Crash and VALOR are irresistible, but as they drop deeper into nightmare their Achilles heels are easy to see. Crash has the mad courage of someone whose job is to touch the void, and – like MONARCH, the AI core of the Demiurge – is a moth to a flame, unable to resist a chance to see – touch, even – truths she has spent a lifetime groping in the dark to recover. And VALOR is a machine, however devoted, however powerful – in a universe where any form of contact is a death sentence for everyone. How far will its immunity – and its loyalty – stretch?
Don’t let them touch you
The narrative doesn’t so much unfurl as coalesce, with plot and characters glimpsed through the barely penetrable darkness of the worldbuilding. Crash – true to character – is (at least initially) parsimonious in doling out context; while I could argue that its clever for the reading experience to fly as blind as the characters must through the froth, some readers may find it frustrating. I largely loved the way details and new threats emerged from the gloom, although I’d dearly like to know exactly what went down at Cataract 6.
It helps that I love Skinner’s prose – this may be a chonky book, but it is as immersive as it is compelling. Let’s face it, this is still the apocalyptic adventures of a space archaeologist and her robot mirror, piecing together the shattered clues of an undead civilisation to try and prevent an invasion of maddened machine ghosts. Of course I adored it as it broke my heart (you’ve been warned), not least for the way Skinner captures the irresistible lure of understanding the past – even when its trying to obliterate you.

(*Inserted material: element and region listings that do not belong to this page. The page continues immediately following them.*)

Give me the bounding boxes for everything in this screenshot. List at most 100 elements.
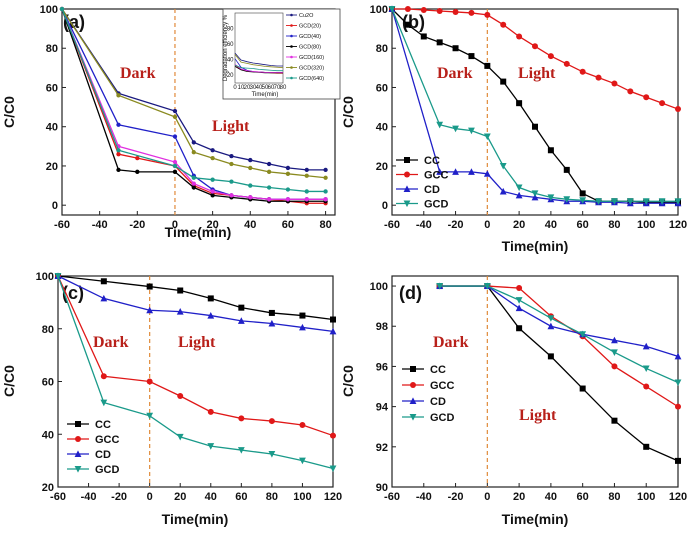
inset-legend-entry: GCD(20) [299, 24, 321, 30]
data-point [516, 100, 523, 107]
annotation-dark: Dark [433, 334, 469, 351]
annotation-dark: Dark [120, 65, 156, 82]
data-point [436, 7, 443, 14]
data-point [611, 198, 618, 205]
y-tick-label: 98 [376, 321, 388, 333]
y-axis-label: C/C0 [1, 365, 17, 397]
data-point [674, 198, 682, 205]
x-tick-label: 20 [513, 491, 525, 503]
data-point [330, 316, 336, 323]
data-point [304, 167, 309, 173]
x-tick-label: 0 [484, 491, 490, 503]
x-tick-label: 20 [174, 491, 186, 503]
chart-panel-4: -60 -40 -20 0 20 40 60 80 100 120 90 92 94 96 98 100 Tim… [340, 275, 687, 527]
x-tick-label: -20 [448, 219, 464, 231]
y-axis-label: C/C0 [340, 365, 356, 397]
series-line [439, 285, 679, 462]
data-point [177, 393, 184, 400]
data-point [207, 443, 215, 450]
data-point [532, 43, 538, 50]
data-point [611, 336, 618, 344]
inset-x-tick-label: 10 [238, 85, 245, 91]
data-point [116, 167, 121, 173]
x-axis-label: Time(min) [162, 511, 229, 527]
series-gcd [388, 6, 682, 205]
data-point [563, 166, 570, 173]
data-point [404, 6, 411, 12]
y-tick-label: 100 [370, 281, 388, 293]
data-point [468, 9, 475, 16]
series-gcd-320- [59, 6, 328, 180]
inset-series-line [234, 64, 283, 72]
inset-legend-marker [290, 34, 293, 38]
data-point [207, 295, 214, 302]
data-point [248, 157, 253, 163]
data-point [436, 121, 444, 129]
x-tick-label: 100 [637, 491, 655, 503]
data-point [229, 179, 234, 184]
data-point [515, 304, 523, 312]
series-cc [55, 273, 336, 323]
inset-y-tick-label: 20 [227, 73, 234, 79]
annotation-light: Light [212, 118, 250, 135]
data-point [248, 183, 253, 188]
x-tick-label: -60 [50, 491, 66, 503]
data-point [210, 148, 215, 153]
data-point [532, 123, 538, 130]
y-tick-label: 40 [46, 122, 58, 134]
inset-y-tick-label: 40 [227, 58, 234, 64]
series-line [439, 285, 679, 384]
inset-x-tick-label: 50 [262, 85, 269, 91]
data-point [484, 62, 491, 69]
y-tick-label: 60 [42, 377, 54, 389]
inset-x-tick-label: 70 [274, 85, 281, 91]
data-point [59, 6, 65, 12]
data-point [579, 68, 586, 75]
data-point [516, 285, 523, 292]
data-point [499, 162, 507, 170]
inset-legend-marker [290, 24, 293, 27]
x-tick-label: 60 [577, 491, 589, 503]
data-point [191, 175, 196, 180]
x-tick-label: 0 [147, 491, 153, 503]
data-point [146, 378, 153, 385]
x-axis-label: Time(min) [502, 238, 569, 254]
data-point [54, 273, 62, 280]
data-point [436, 39, 443, 46]
legend: CC GCC CD GCD [396, 155, 449, 211]
data-point [304, 197, 309, 202]
x-tick-label: 40 [205, 491, 217, 503]
series-line [439, 285, 679, 358]
data-point [483, 283, 491, 290]
y-tick-label: 20 [46, 161, 58, 173]
data-point [658, 198, 666, 205]
series-line [392, 8, 679, 110]
data-point [642, 342, 650, 350]
legend-entry: GCC [430, 380, 455, 392]
series-cd [388, 5, 682, 207]
data-point [468, 168, 475, 175]
legend-entry: GCD [430, 412, 455, 424]
data-point [323, 175, 328, 180]
data-point [135, 155, 140, 161]
inset-legend-entry: GCD(320) [299, 66, 324, 72]
data-point [323, 189, 328, 194]
x-axis-label: Time(min) [502, 511, 569, 527]
data-point [579, 331, 587, 338]
data-point [210, 193, 215, 198]
inset-x-tick-label: 0 [233, 85, 237, 91]
x-tick-label: 100 [637, 219, 655, 231]
data-point [436, 168, 444, 175]
data-point [611, 363, 618, 370]
data-point [176, 308, 184, 315]
inset-legend-marker [290, 76, 293, 80]
data-point [210, 189, 215, 194]
x-tick-label: 80 [266, 491, 278, 503]
inset-legend-marker [290, 55, 293, 59]
data-point [248, 165, 253, 171]
inset-x-tick-label: 60 [268, 85, 275, 91]
legend-marker [403, 185, 411, 192]
data-point [515, 191, 523, 199]
x-tick-label: 40 [545, 219, 557, 231]
data-point [329, 465, 337, 473]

In my opinion, Origin Complex can be approached as a stand-alone – noting that whichever novel you read first will include spoilers for the other. Those who have read Steel Frame will know what the Demiurge is calling home to report (but can take pleasure in Crash’s journey), while those coming fresh to the universe can unravel its mysteries alongside Crash. If pushed, I’d still suggest reading Steel Frame first as the final act of Origin Complex reintroduces characters from the first book and progresses its ending, but it’s a bit like The Girl With All The Gifts and The Boy On The Bridge – either book can technically be read first (but I’m glad I read The Girl With All The Gifts and Steel Frame first).
Wherever you start, I would urge you to pick one up if you have any love for the horrors found in inscrutable alien ruins, or action-packed narratives that pack an emotional punch. Steel Frame is an undeservedly overlooked debut and Origin Complex is a wonderful second helping that enhances and expands the universe.
I received a free copy from the author. This has not influenced the content of my review, although did mean he had to put up with my reaction tweets.